==========
Genotyping
==========

Genotyping (or piling up) a list of common variants on all cells is the first 
step for demultiplexing with Vireo. This step requires some bioinformatics 
efforts, but thanks to many developers in this community, there are a few 
good existing software to use.

Genotyping cells can be divided into the following two sub-steps, and in 
different situations, the strategy may need to be optimised for a 
high quality genotyping data to demultiplex cells.

**Recommended strategies for genotyping cells:**

* For human or genotyped species: `variant list`_ (given) + cellSNP_ (typing).
* For species without known common variants: freebayes_ (calling) + cellSNP_ 
  (typing)

1. Identify candidate SNPs
===========================
There are multiple ways to identify candidate SNPs, each has unique properties 
and may suit situations or species differently.
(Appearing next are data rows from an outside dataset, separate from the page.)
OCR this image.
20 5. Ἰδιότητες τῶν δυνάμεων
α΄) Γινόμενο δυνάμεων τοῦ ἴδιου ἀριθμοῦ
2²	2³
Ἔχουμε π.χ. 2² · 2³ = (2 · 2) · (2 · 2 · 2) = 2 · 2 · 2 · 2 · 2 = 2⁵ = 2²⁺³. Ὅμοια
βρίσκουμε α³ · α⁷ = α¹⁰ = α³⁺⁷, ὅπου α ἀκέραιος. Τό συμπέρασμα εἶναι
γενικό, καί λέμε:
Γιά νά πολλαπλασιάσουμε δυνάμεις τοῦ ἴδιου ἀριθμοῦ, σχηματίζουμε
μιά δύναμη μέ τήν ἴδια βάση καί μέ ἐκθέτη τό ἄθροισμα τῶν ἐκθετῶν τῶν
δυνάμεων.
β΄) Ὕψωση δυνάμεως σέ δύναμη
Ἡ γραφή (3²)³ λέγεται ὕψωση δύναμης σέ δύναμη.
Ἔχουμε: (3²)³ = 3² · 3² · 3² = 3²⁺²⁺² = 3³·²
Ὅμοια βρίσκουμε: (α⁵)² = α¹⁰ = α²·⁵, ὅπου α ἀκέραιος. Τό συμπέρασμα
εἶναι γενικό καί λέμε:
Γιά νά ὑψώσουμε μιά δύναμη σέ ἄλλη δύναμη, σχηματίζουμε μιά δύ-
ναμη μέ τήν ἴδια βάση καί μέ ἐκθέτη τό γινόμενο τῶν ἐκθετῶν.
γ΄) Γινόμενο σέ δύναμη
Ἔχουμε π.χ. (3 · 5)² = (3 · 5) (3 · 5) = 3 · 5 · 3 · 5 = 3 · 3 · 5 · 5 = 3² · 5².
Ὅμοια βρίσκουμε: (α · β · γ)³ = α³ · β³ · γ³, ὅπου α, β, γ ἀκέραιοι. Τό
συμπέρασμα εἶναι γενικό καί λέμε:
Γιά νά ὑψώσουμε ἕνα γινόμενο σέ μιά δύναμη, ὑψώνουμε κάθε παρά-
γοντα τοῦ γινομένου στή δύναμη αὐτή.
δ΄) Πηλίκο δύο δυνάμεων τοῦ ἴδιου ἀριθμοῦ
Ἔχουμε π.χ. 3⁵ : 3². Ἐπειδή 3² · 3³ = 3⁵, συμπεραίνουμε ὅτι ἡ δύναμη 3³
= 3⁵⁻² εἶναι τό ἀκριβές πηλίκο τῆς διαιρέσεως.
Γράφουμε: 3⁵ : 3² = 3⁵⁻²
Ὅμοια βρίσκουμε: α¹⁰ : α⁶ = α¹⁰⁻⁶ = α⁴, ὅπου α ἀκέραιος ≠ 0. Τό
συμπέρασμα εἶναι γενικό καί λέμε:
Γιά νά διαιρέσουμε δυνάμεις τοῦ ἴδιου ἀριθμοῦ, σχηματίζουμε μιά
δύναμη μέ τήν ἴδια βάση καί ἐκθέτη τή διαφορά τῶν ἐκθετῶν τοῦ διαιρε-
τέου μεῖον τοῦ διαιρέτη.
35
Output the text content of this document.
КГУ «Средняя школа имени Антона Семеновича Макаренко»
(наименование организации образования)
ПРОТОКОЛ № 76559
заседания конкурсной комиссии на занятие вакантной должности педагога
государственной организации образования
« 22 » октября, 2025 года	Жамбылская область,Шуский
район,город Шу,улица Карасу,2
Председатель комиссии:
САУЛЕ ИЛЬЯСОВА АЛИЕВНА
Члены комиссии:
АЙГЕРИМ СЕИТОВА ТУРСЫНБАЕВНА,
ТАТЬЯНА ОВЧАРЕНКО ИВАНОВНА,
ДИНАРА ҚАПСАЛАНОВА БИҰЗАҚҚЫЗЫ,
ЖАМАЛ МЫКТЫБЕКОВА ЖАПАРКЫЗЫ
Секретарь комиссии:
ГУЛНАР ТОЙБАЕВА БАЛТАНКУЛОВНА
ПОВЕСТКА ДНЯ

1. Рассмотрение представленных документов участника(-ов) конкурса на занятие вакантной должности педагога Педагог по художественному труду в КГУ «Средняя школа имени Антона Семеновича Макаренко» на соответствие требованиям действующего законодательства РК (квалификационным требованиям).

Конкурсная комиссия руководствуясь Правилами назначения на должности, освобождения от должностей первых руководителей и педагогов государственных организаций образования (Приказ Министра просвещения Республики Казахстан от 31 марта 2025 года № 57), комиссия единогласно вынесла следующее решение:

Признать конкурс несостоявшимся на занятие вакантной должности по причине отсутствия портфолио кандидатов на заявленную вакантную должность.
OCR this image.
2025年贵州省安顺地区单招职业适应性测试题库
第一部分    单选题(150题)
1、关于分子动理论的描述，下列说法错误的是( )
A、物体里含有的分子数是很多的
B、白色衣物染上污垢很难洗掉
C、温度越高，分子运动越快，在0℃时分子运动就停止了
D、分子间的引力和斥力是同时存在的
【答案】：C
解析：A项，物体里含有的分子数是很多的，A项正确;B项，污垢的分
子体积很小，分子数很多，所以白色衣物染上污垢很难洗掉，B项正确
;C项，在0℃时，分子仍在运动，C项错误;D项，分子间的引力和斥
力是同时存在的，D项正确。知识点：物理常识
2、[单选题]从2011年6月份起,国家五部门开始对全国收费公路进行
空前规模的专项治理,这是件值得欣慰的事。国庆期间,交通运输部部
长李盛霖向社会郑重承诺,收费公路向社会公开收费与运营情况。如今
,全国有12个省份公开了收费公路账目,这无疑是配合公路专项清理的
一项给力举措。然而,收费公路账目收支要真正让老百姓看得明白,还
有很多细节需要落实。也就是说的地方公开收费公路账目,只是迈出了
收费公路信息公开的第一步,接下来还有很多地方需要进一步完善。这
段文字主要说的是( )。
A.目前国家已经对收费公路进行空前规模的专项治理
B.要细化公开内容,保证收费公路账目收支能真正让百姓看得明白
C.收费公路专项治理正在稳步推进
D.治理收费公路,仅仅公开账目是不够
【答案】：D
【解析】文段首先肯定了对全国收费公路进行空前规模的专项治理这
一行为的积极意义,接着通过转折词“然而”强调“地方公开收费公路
Here, we listed two common 
strategies.

**Option 1): using a common variants**

The best way is to genotype the each of the pooled samples either by genotyping 
array or exome/genome/RNA sequencing (or other omics data), and use this list of 
distinguish variants to as candidate to genotype each cell. However, this can 
be costly, and not necessary in most cases.

For human, a very comprehensive list of common variants have been identified 
by international efforts, e.g., `10000 genome project`_ and gnomAD_ which gives 
a few millions common SNPs to genotype on each cell. The benefits include the 
reduced confounders, e.g., caused by RNA editing. We normally recommend this if 
for human, and we provide some `pre-processed SNP list`_.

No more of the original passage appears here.